Captain Paul Litteau was raised in an Air Force family. He was born in Chicago in 1942, during the early days of World War II, and remembers most of his upbringing having been impacted by the war.
His stepfather, Ernest R. McDowell, had planned for a life of military service. He enlisted in the Army Air Corps and was training to be a bombardier before an injury prevented him from completing that program. He continued to serve throughout the war, but in light of his injury was discharged as a Sergeant as the military downsized. For many years thereafter he authored, co-authored, or otherwise contributed to several well-regarded histories of the development of airpower for Squadron Signal Publishing Company.
“My family showed high regard and appreciation toward those who had served,” said Capt. Litteau. “For me, when my turn came, it was paying my dues. It was what I owed my country and those who had served before me.”
Capt. Litteau enrolled in the ROTC program at Lane Technical College Preparatory High School in Chicago. He then continued in Air Force ROTC while attending Illinois Institute of Technology (IIT), where he attained a degree in Mathematics, with a minor in Physics.
After graduation, and upon completion of the summer camp requirement, he was commissioned as a Second Lieutenant on July 11, 1964. His academic background fit the profile of an Air Force weather officer, which was his assigned specialty.
Capt. Litteau and his high school sweetheart Donna were married shortly after he was commissioned, and he spent the first year of their married life at Texas A&M University where he completed the Air Force professional meteorology training program. Texas A&M was one of several schools used by the Air Force at the time for this purpose. Capt.
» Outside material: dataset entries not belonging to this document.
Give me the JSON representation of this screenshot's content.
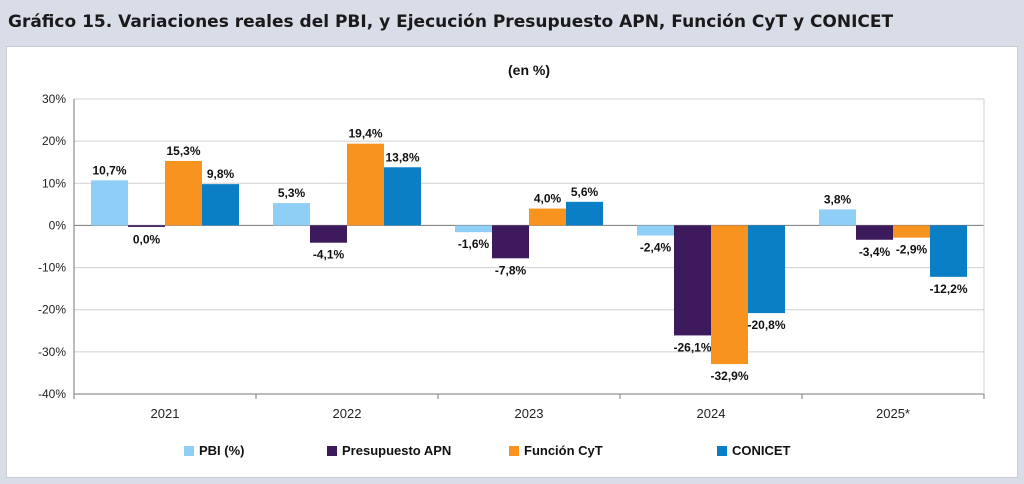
{
  "header": {
    "title": "Gráfico 15. Variaciones reales del PBI, y Ejecución Presupuesto APN, Función CyT y CONICET"
  },
  "chart_data": {
    "type": "bar",
    "subtitle": "(en %)",
    "categories": [
      "2021",
      "2022",
      "2023",
      "2024",
      "2025*"
    ],
    "series": [
      {
        "name": "PBI (%)",
        "color": "#8fcff7",
        "values": [
          10.7,
          5.3,
          -1.6,
          -2.4,
          3.8
        ],
        "labels": [
          "10,7%",
          "5,3%",
          "-1,6%",
          "-2,4%",
          "3,8%"
        ]
      },
      {
        "name": "Presupuesto APN",
        "color": "#3c1a5b",
        "values": [
          0.0,
          -4.1,
          -7.8,
          -26.1,
          -3.4
        ],
        "labels": [
          "0,0%",
          "-4,1%",
          "-7,8%",
          "-26,1%",
          "-3,4%"
        ]
      },
      {
        "name": "Función CyT",
        "color": "#f7931e",
        "values": [
          15.3,
          19.4,
          4.0,
          -32.9,
          -2.9
        ],
        "labels": [
          "15,3%",
          "19,4%",
          "4,0%",
          "-32,9%",
          "-2,9%"
        ]
      },
      {
        "name": "CONICET",
        "color": "#0a7fc5",
        "values": [
          9.8,
          13.8,
          5.6,
          -20.8,
          -12.2
        ],
        "labels": [
          "9,8%",
          "13,8%",
          "5,6%",
          "-20,8%",
          "-12,2%"
        ]
      }
    ],
    "ylim": [
      -40,
      30
    ],
    "yticks": [
      30,
      20,
      10,
      0,
      -10,
      -20,
      -30,
      -40
    ],
    "ytick_labels": [
      "30%",
      "20%",
      "10%",
      "0%",
      "-10%",
      "-20%",
      "-30%",
      "-40%"
    ],
    "grid": true,
    "legend_position": "bottom"
  }
}
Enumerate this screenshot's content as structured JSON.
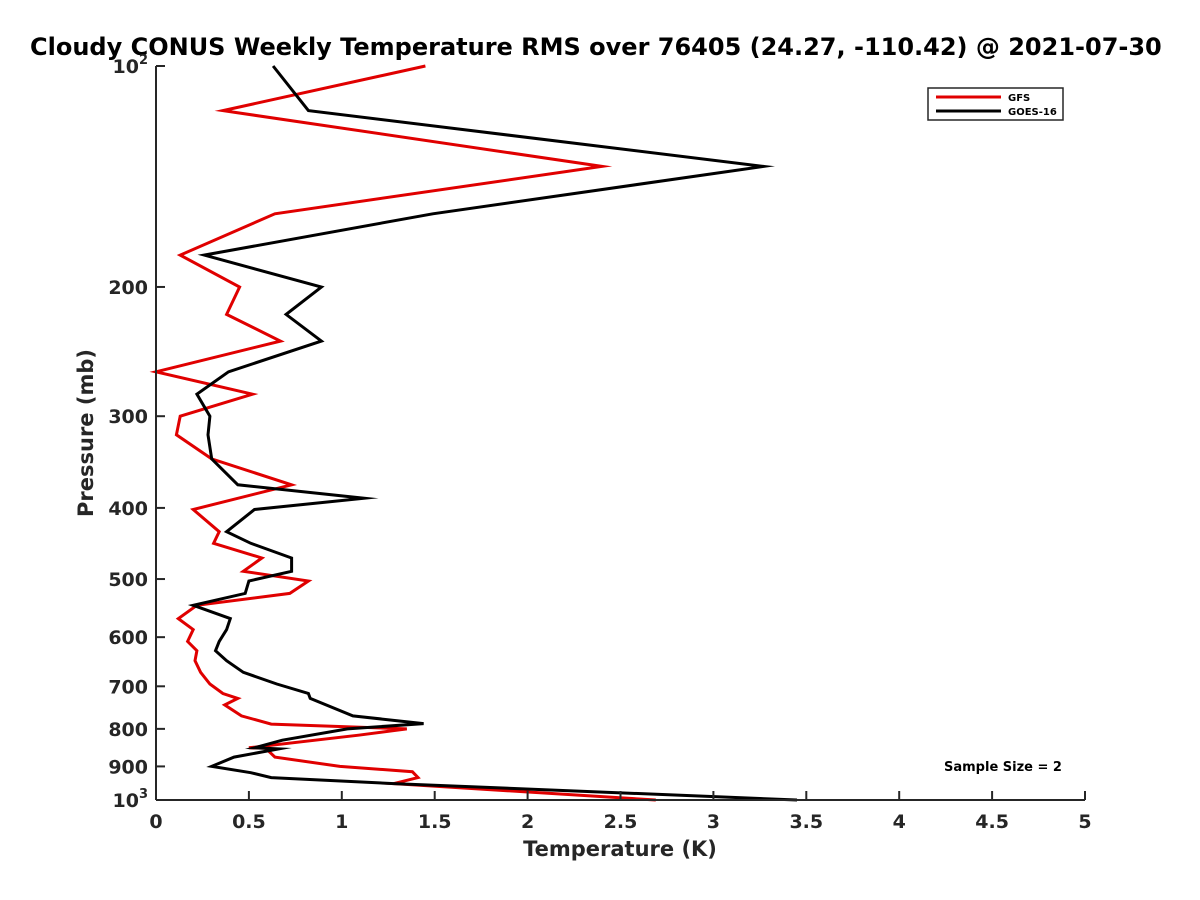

Litteau recalls that there were about 100 newly commissioned fellow officers in the program at that time.
After completion of training, his first duty assignment was as a Weather Officer to Suffolk County Air Force Base, an Air Defense Command base on Long Island. Capt. Litteau served there until the completion of his active duty obligation and was discharged in 1968.
“I didn’t have a clear career goal after college,” Capt. Litteau recalled. “The Air Force provided me with a great opportunity to use and develop my background. It was an interesting job, which gave me the chance to be a part of operations and to work with the pilots and meet astronauts as they passed through.”
After the Air Force, Capt. Litteau says he was introduced to the financial services industry through his military connections. He began this career with the National Association of Securities Dealers, now known as the Financial Industry Regulatory Authority (FINRA), and later served as a vice president for a large international investment bank. While working during the day, he obtained his MBA degree in finance from the part-time program at Loyola University of Chicago.
Since 1982, Capt. Litteau has had his own consulting and educational practice in financial services. He has worked with and for governmental, industry and academic groups in the USA, Eastern Europe, Africa and Asia. He has trained personnel involved in the securities industry from entry to managerial level and has taught graduate and undergraduate level finance courses. He has also served as an arbitrator for FINRA and has assisted parties engaged in litigation and dispute resolution.
Capt. Litteau has established charitable gift annuities with AFAS and other organizations. “I wanted to make this part of my estate plan, providing for organizations that have had an impact on my life, as well as with other entities with which we have worked, and which are providing worthwhile services,” he said.
These have included colleges where he earned his degrees, as well as charities serving those in need nationally and internationally. “I like setting up charitable gift annuities because it is not just a one- time disbursement. The funds will be there and will be used over the long-term to meet needs as they arise,” he added.
For his most recent charitable gift annuity, he looked for an agency that provided support to those serving in the Air Force and their families. The Air Force Aid Society’s mission, along with its four-star rating on Charity Navigator met these objectives.
“It is important to be there for those who have volunteered to serve our country,” he said. Capt. LItteau
urges potential donors to think of contributing to AFAS because “you know where the assistance is going.” Adding that, “Airmen and their families who will receive it have earned our support.”